Today Mr. Carmichael is an award-winning social entrepreneur, STEM educator, keynote speaker, technologist, cross-Canada cyclist, and advocate for racial justice. And although he works in Block 13, he no longer lives there. Yet one thing remained unchanged since his childhood: that book about a young Canadian breaking the cycle of poverty was still nowhere to be found.
“I figured once I became a teacher, I would be able to find that book some-where,” he says, “but no such luck.” Mr. Carmichael recalled the words of author Toni Morrison: “If there’s a book you want to read, but it hasn’t been written yet, then you must write it.”
Butterflies in the Trenches is the result of Mr. Carmichael taking Morrison’s advice to heart. It tells the story of his childhood in Block 13 and the lessons he learned there that enabled him to evolve from a child drug dealer to a cross-country cyclist. “There are lots of stories about poverty, systemic racism, and police brutality,” he says, “but we forget about the beautiful things in those neighbourhoods – the community, the raw talent and genius, the love.
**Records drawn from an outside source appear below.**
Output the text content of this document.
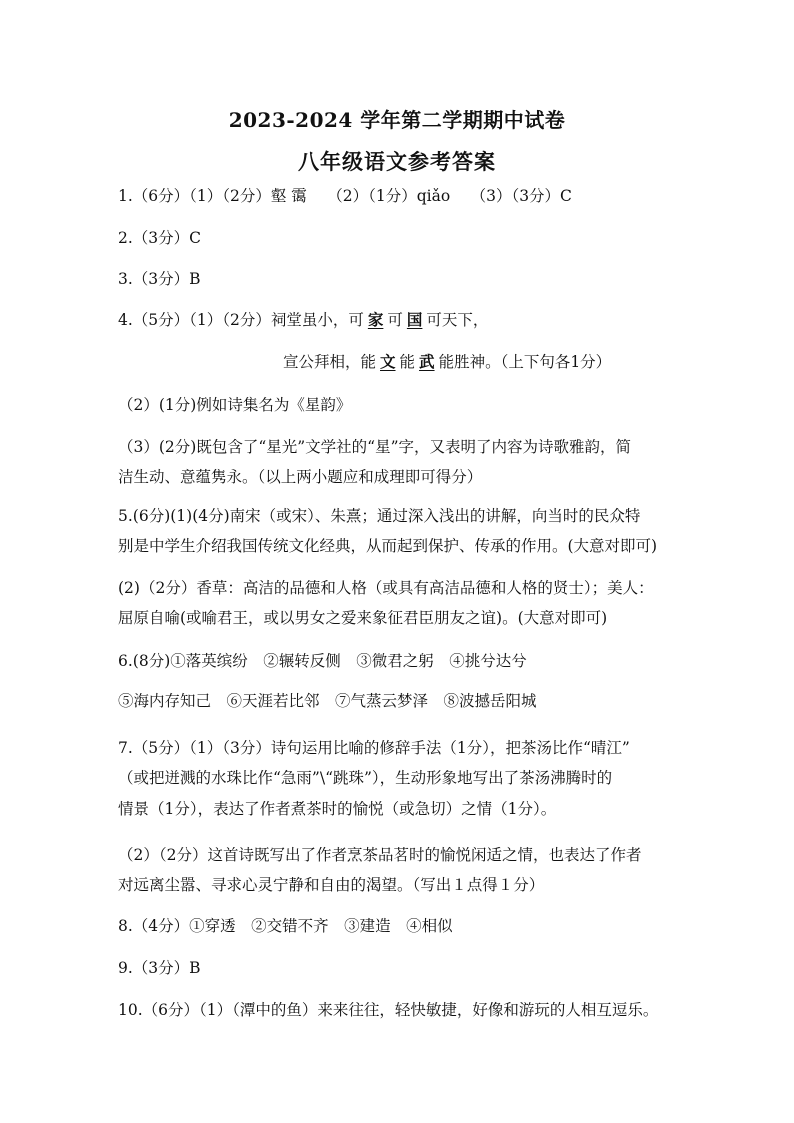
2023-2024 学年第二学期期中试卷
八年级语文参考答案
1.（6分）（1）（2分）壑 霭　 （2）（1分）qiǎo　 （3）（3分）C
2.（3分）C
3.（3分）B
4.（5分）（1）（2分）祠堂虽小，可 家 可 国 可天下，
宣公拜相，能 文 能 武 能胜神。（上下句各1分）
（2）(1分)例如诗集名为《星韵》
（3）(2分)既包含了“星光”文学社的“星”字，又表明了内容为诗歌雅韵，简
洁生动、意蕴隽永。（以上两小题应和成理即可得分）
5.(6分)(1)(4分)南宋（或宋）、朱熹；通过深入浅出的讲解，向当时的民众特
别是中学生介绍我国传统文化经典，从而起到保护、传承的作用。(大意对即可)
(2)（2分）香草：高洁的品德和人格（或具有高洁品德和人格的贤士）；美人：
屈原自喻(或喻君王，或以男女之爱来象征君臣朋友之谊)。(大意对即可)
6.(8分)①落英缤纷　②辗转反侧　③微君之躬　④挑兮达兮
⑤海内存知己　⑥天涯若比邻　⑦气蒸云梦泽　⑧波撼岳阳城
7.（5分）（1）（3分）诗句运用比喻的修辞手法（1分），把茶汤比作“晴江”
（或把迸溅的水珠比作“急雨”\“跳珠”），生动形象地写出了茶汤沸腾时的
情景（1分），表达了作者煮茶时的愉悦（或急切）之情（1分）。
（2）（2分）这首诗既写出了作者烹茶品茗时的愉悦闲适之情，也表达了作者
对远离尘嚣、寻求心灵宁静和自由的渴望。（写出１点得１分）
8.（4分）①穿透　②交错不齐　③建造　④相似
9.（3分）B
10.（6分）（1）（潭中的鱼）来来往往，轻快敏捷，好像和游玩的人相互逗乐。
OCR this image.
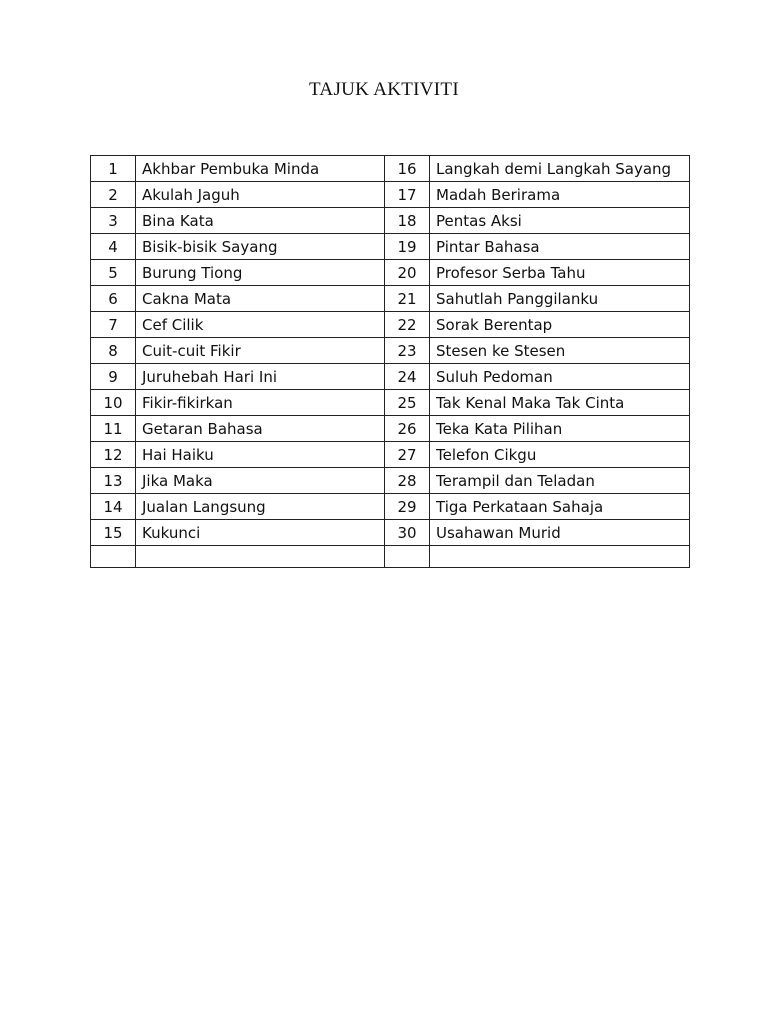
TAJUK AKTIVITI
1	Akhbar Pembuka Minda	16	Langkah demi Langkah Sayang
2	Akulah Jaguh	17	Madah Berirama
3	Bina Kata	18	Pentas Aksi
4	Bisik-bisik Sayang	19	Pintar Bahasa
5	Burung Tiong	20	Profesor Serba Tahu
6	Cakna Mata	21	Sahutlah Panggilanku
7	Cef Cilik	22	Sorak Berentap
8	Cuit-cuit Fikir	23	Stesen ke Stesen
9	Juruhebah Hari Ini	24	Suluh Pedoman
10	Fikir-fikirkan	25	Tak Kenal Maka Tak Cinta
11	Getaran Bahasa	26	Teka Kata Pilihan
12	Hai Haiku	27	Telefon Cikgu
13	Jika Maka	28	Terampil dan Teladan
14	Jualan Langsung	29	Tiga Perkataan Sahaja
15	Kukunci	30	Usahawan Murid
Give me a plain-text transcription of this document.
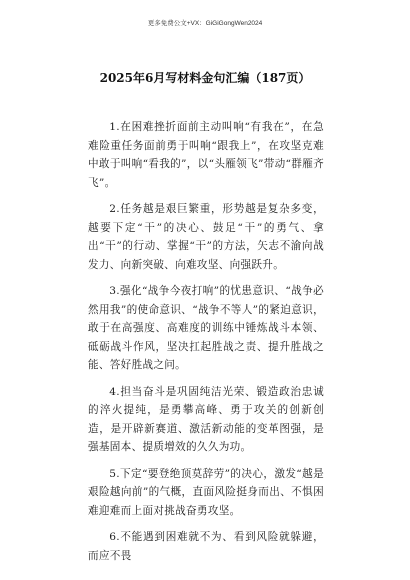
更多免费公文+VX：GiGiGongWen2024
2025年6月写材料金句汇编（187页）

1.在困难挫折面前主动叫响“有我在”，在急难险重任务面前勇于叫响“跟我上”，在攻坚克难中敢于叫响“看我的”，以“头雁领飞”带动“群雁齐飞”。

2.任务越是艰巨繁重，形势越是复杂多变，越要下定“干”的决心、鼓足“干”的勇气、拿出“干”的行动、掌握“干”的方法，矢志不渝向战发力、向新突破、向难攻坚、向强跃升。

3.强化“战争今夜打响”的忧患意识、“战争必然用我”的使命意识、“战争不等人”的紧迫意识，敢于在高强度、高难度的训练中锤炼战斗本领、砥砺战斗作风，坚决扛起胜战之责、提升胜战之能、答好胜战之问。

4.担当奋斗是巩固纯洁光荣、锻造政治忠诚的淬火提纯，是勇攀高峰、勇于攻关的创新创造，是开辟新赛道、激活新动能的变革图强，是强基固本、提质增效的久久为功。

5.下定“要登绝顶莫辞劳”的决心，激发“越是艰险越向前”的气概，直面风险挺身而出、不惧困难迎难而上面对挑战奋勇攻坚。

6.不能遇到困难就不为、看到风险就躲避，而应不畏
I wanted to tell the whole story, the negative, the positive, and everything in between.”
But Mr. Carmichael wasn’t content merely to tell his story. He wanted readers to experience it right along with him. “I always wanted to write a book that readers could really immerse themselves in,” he says. And so he created an app that scans the book’s photos, giving readers access to videos and other interactive content. “I didn’t know it was going to be the world’s first augmented reality memoir,” he says. “I just did it, and later I realized that no one else was doing it.”
Whether they simply read the book or take advantage of the multimedia offerings, Mr. Carmichael hopes the experience will leave his readers feeling inspired to follow in his footsteps. “It’s not a feel-good story or a self-help guide,” he says. “It’s a blueprint to break the cycle of poverty so that kids can author their own life stories.”
Butterflies in the Trenches will be available exclusively through Curtis Carmichael’s website following a free virtual book launch through the Queen’s University Alumni Association on Nov. 30 from 6 to 7:30 p.m.